The traditional answer to the question “should we use SQLite for our web application in production?” is an emphatic NO. But, again, bedrock is different. It uses its database as a read-only data store as far as the web application is concerned. We run a single data updater process (per cluster) that does the writing of the updates to the DB server that all of the app instances use. Most of bedrock is static content coded directly into templates, but we use the database to store things like product release notes, security advisories, blog posts, twitter feeds, and the like; basically anything that needs updating more often than we deploy the site. SQLite is indeed a bad solution for a typical web application which is writing and reading data in its normal function because SQLite rightly locks itself to a single writer at a time, and a web app with any traffic almost certainly needs to write more than one thing at a time. But when you only need to read data then SQLite is an incredibly fast and robust solution to data storage.
The trick with a SQLite store is refreshing the data. We do still need to update all those bits of data I mentioned before. Our
solution to this is to keep the aforementioned single process updating the data, but this time it will update a local SQLite file,
calculate a hash of said file, and upload the database and its metadata (a JSON file that includes the SHA256 hash) to AWS S3.
The Docker containers for the web app will also have a separate process running that will check for a new database file on a schedule
(every 5 min or so), compare its metadata to the one currently in use, download the newer database, check its hash against the one from
the metadata to ensure a successful download, and swap it with the old file atomically with the web app none the wiser. Using Python’s
os.rename function to swap the database file ensures an atomic switch with zero errors due to a missing DB file. We thought about using
symlinks for this but it turns out to be harder to re-point a symlink than to just do the rename which atomically overwrites the old file
with the new (I’m pretty sure it’s actually just updating the inode to which the name points but I’ve not verified that).

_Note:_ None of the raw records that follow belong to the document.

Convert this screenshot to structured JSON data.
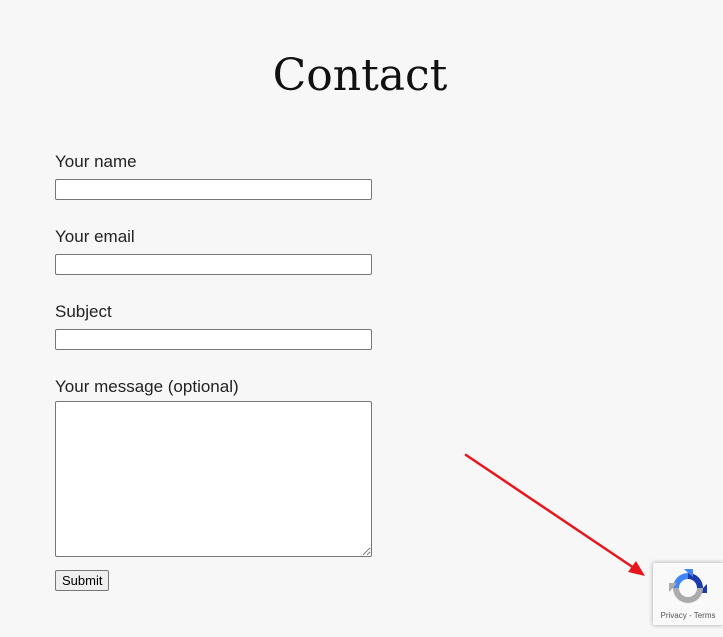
{
  "page": {
    "title": "Contact"
  },
  "form": {
    "name_label": "Your name",
    "name_value": "",
    "email_label": "Your email",
    "email_value": "",
    "subject_label": "Subject",
    "subject_value": "",
    "message_label": "Your message (optional)",
    "message_value": "",
    "submit_label": "Submit"
  },
  "recaptcha": {
    "privacy_label": "Privacy",
    "separator": " - ",
    "terms_label": "Terms"
  },
  "annotation": {
    "arrow_color": "#e8161b"
  }
}
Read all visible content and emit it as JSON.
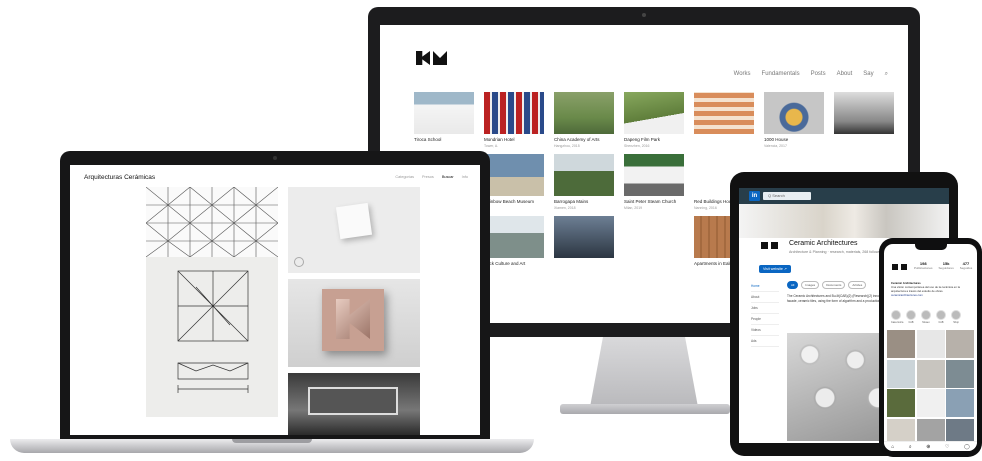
{
  "monitor": {
    "nav": [
      "Works",
      "Fundamentals",
      "Posts",
      "About",
      "Say",
      "⌕"
    ],
    "tiles": [
      {
        "title": "Tiroca School",
        "sub": "",
        "img": "linear-gradient(180deg,#9fb8c9 0 30%,#f5f5f5 30%,#e9e9e9)"
      },
      {
        "title": "Mondrian Hotel",
        "sub": "Tower, A.",
        "img": "repeating-linear-gradient(90deg,#b22 0 6px,#eee 6px 8px,#2a4a8a 8px 14px,#eee 14px 16px)"
      },
      {
        "title": "China Academy of Arts",
        "sub": "Hangzhou, 2015",
        "img": "linear-gradient(180deg,#8aa06a 0,#6a8a4a 60%,#4e6a3a)"
      },
      {
        "title": "Dapeng Film Park",
        "sub": "Shenzhen, 2016",
        "img": "linear-gradient(170deg,#88a85e 0,#5f7e3b 60%,#f0f0f0 60%)"
      },
      {
        "title": "",
        "sub": "",
        "img": "repeating-linear-gradient(0deg,#d98d5b 0 5px,#f4e2cf 5px 9px)"
      },
      {
        "title": "1000 House",
        "sub": "Valencia, 2017",
        "img": "radial-gradient(circle at 50% 60%,#e8b74c 0 8px,#4a6a9a 9px 14px,#c6c6c6 15px)"
      },
      {
        "title": "",
        "sub": "",
        "img": "linear-gradient(180deg,#ddd 0,#888 70%,#333)"
      },
      {
        "title": "",
        "sub": "",
        "img": "#ffffff"
      },
      {
        "title": "Rainbow Beach Museum",
        "sub": "",
        "img": "linear-gradient(180deg,#6f8fae 0 55%,#c9c0a9 55%)"
      },
      {
        "title": "Barrogapa Mains",
        "sub": "Xiamen, 2018",
        "img": "linear-gradient(180deg,#cfd8dc 0 40%,#4d6b3a 40%)"
      },
      {
        "title": "Saint Peter Steam Church",
        "sub": "Milan, 2019",
        "img": "linear-gradient(180deg,#3a6f3a 0 30%,#f2f2f2 30% 70%,#6a6a6a 70%)"
      },
      {
        "title": "Red Buildings House",
        "sub": "Nanning, 2016",
        "img": "#ffffff"
      },
      {
        "title": "",
        "sub": "",
        "img": "#ffffff"
      },
      {
        "title": "",
        "sub": "",
        "img": "#ffffff"
      },
      {
        "title": "",
        "sub": "",
        "img": "#ffffff"
      },
      {
        "title": "Brick Culture and Art",
        "sub": "",
        "img": "linear-gradient(180deg,#dfe6ea 0 40%,#7e8f8a 40%)"
      },
      {
        "title": "",
        "sub": "",
        "img": "linear-gradient(180deg,#6d7f94 0,#2c3642)"
      },
      {
        "title": "",
        "sub": "",
        "img": "#ffffff"
      },
      {
        "title": "Apartments in Ealm Ha...",
        "sub": "",
        "img": "repeating-linear-gradient(90deg,#b87a4d 0 6px,#a46a3f 6px 8px)"
      },
      {
        "title": "",
        "sub": "",
        "img": "#ffffff"
      },
      {
        "title": "",
        "sub": "",
        "img": "#ffffff"
      }
    ]
  },
  "laptop": {
    "title": "Arquitecturas Cerámicas",
    "nav": [
      "Categorías",
      "Presos",
      "Buscar",
      "Info"
    ],
    "active_nav": "Buscar"
  },
  "tablet": {
    "app_letter": "in",
    "search": "Q Search",
    "company": "Ceramic Architectures",
    "company_sub": "Architecture & Planning · research, materials, 268 followers",
    "button": "Visit website ↗",
    "side": [
      "Home",
      "About",
      "Jobs",
      "People",
      "Videos",
      "Ads"
    ],
    "tabs": [
      "All",
      "Images",
      "Documents",
      "Articles"
    ],
    "post": "The Ceramic Architectures and Bu-ilt(CAB)(2) (Research)(2) innovating and fabricated a new way of facade, ceramic tiles, using the form of algorithm and a production process..."
  },
  "phone": {
    "stats": [
      {
        "value": "198",
        "label": "Publicaciones"
      },
      {
        "value": "15k",
        "label": "Seguidores"
      },
      {
        "value": "477",
        "label": "Seguidos"
      }
    ],
    "name": "Ceramic Architectures",
    "bio": "Una visión contemporánea del uso de la cerámica en la arquitectura a través del estudio de obras.",
    "link": "ceramicarchitectures.com",
    "highlights": [
      "Casa Gorra",
      "CAB",
      "Museo",
      "CAB",
      "Shop"
    ],
    "grid_colors": [
      "#9a8f84",
      "#e7e7e7",
      "#b7b1aa",
      "#cbd4d8",
      "#c8c5bf",
      "#7d8c93",
      "#5a6b3c",
      "#f0f0f0",
      "#8aa0b4",
      "#d5d0c8",
      "#a3a3a3",
      "#6e7a86"
    ],
    "nav_icons": [
      "⌂",
      "⌕",
      "⊕",
      "♡",
      "◯"
    ]
  }
}
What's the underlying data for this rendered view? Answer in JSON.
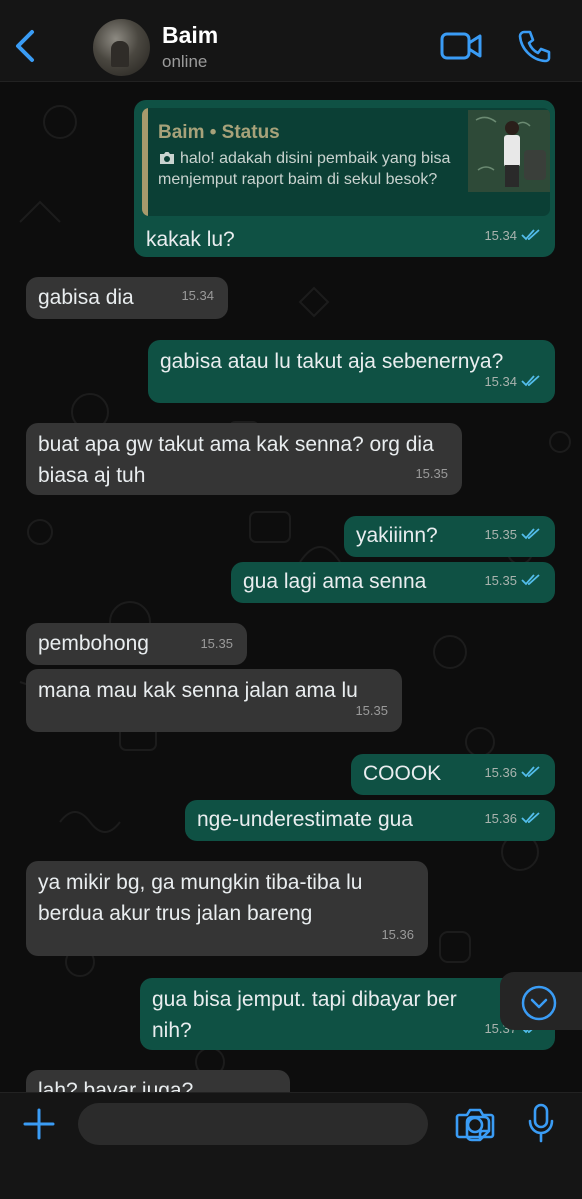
{
  "header": {
    "contact_name": "Baim",
    "status": "online"
  },
  "colors": {
    "accent": "#3a9cf5",
    "incoming_bubble": "#353535",
    "outgoing_bubble": "#0f5144",
    "read_ticks": "#53bdeb"
  },
  "icons": [
    "back-chevron-icon",
    "video-call-icon",
    "phone-icon",
    "camera-icon",
    "check-double-icon",
    "chevron-down-icon",
    "plus-icon",
    "sticker-icon",
    "microphone-icon"
  ],
  "reply": {
    "name": "Baim • Status",
    "text": "halo! adakah disini pembaik yang bisa menjemput raport baim di sekul besok?"
  },
  "messages": [
    {
      "dir": "out",
      "text": "kakak lu?",
      "time": "15.34"
    },
    {
      "dir": "in",
      "text": "gabisa dia",
      "time": "15.34"
    },
    {
      "dir": "out",
      "text": "gabisa atau lu takut aja sebenernya?",
      "time": "15.34"
    },
    {
      "dir": "in",
      "text": "buat apa gw takut ama kak senna? org dia biasa aj tuh",
      "time": "15.35"
    },
    {
      "dir": "out",
      "text": "yakiiinn?",
      "time": "15.35"
    },
    {
      "dir": "out",
      "text": "gua lagi ama senna",
      "time": "15.35"
    },
    {
      "dir": "in",
      "text": "pembohong",
      "time": "15.35"
    },
    {
      "dir": "in",
      "text": "mana mau kak senna jalan ama lu",
      "time": "15.35"
    },
    {
      "dir": "out",
      "text": "COOOK",
      "time": "15.36"
    },
    {
      "dir": "out",
      "text": "nge-underestimate gua",
      "time": "15.36"
    },
    {
      "dir": "in",
      "text": "ya mikir bg, ga mungkin tiba-tiba lu berdua akur trus jalan bareng",
      "time": "15.36"
    },
    {
      "dir": "out",
      "text": "gua bisa jemput. tapi dibayar ber nih?",
      "time": "15.37"
    },
    {
      "dir": "in",
      "text": "lah? bayar juga?",
      "time": ""
    }
  ],
  "input": {
    "placeholder": ""
  }
}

When all of this is working it means that bedrock no longer requires a database server. We can turn off our AWS RDS instances and never have to worry about DB server maintenance or downtime. The site isn’t all that much faster since like I said it’s mostly spending time rendering Jinja templates, but it is a lot cheaper to run and less likely to go down. We are also making DB schema changes easier and more error-free since the DB filenames include the git hash of the version of bedrock that created it. This means that the production Docker images contain an updated and migrated database file, and it will only download an update once the same version of the site is the one producing database files.
And production advantages aren’t the only win: we also have a much more simple development bootstrap process now since getting all of
the data you need to run the full site is a simple matter of either running
bin/run-db-download.py or pulling the prod docker image
mozorg/bedrock:latest) which will contain a decently up-to-date database and the machinery to keep it updated that requires no AWS
credentials since the database is publicly available.
Along with actually performing the updates in every running instance of the site we also need to be able to monitor that said updates
are actually happening. To this end we created a page on the site that will give us some
data on when the last time that instance ran the update, the git hash of bedrock that is currently running, the git hash used to
create the database in use, and how long ago said database was updated. This page will also respond with a 500 code instead of the normal 200 if the DB and L10n update tasks happened too long ago. At the time of writing the updates happen every 5 minutes, and the page would
start to fail at 10 minutes of no updates. Since the updates and the site are running in separate processes in the Docker container, we
need a way for the cron process to communicate to the web server the time of the last run for these tasks. For this we decided on
/tmp that the cron jobs will simply
touch, and the web server can get the
mtime (check out
the source code for details).
To actually monitor this view we are starting with simply using New Relic Synthetics pings of this URL at each of our clusters (currently oregon-b, tokyo, and frankfurt). This is a bit suboptimal because it will only be checking whichever pod happens to respond to that particular request. In the near future our plan is to move to creating another process type for bedrock that will query Kubernetes for all of the running pods in the cluster and ping each of them on a schedule. We’ll then ping Dead Man’s Snitch (DMS) on every fully successful round of checks, and if they fail more than a couple of times in a cluster we’ll be notified. This will mean that bedrock will be able to monitor itself for data update troubles. We also ping DMS on every database update run, so we should know quickly if either database uploading or downloading is having trouble.
We obviously don’t yet know the long-term effects and consequences of this change (as of writing it’s been in production less than a day), but for now our operational complexity and costs are lower. I feel confident calling it a win for our deployment reliability for now. Bedrock may eventually move toward having a large part of it pre-generated and hosted statically, but for now this version feels like the one that will be as robust, resilient, and reliable as possible while still being one big Django web application.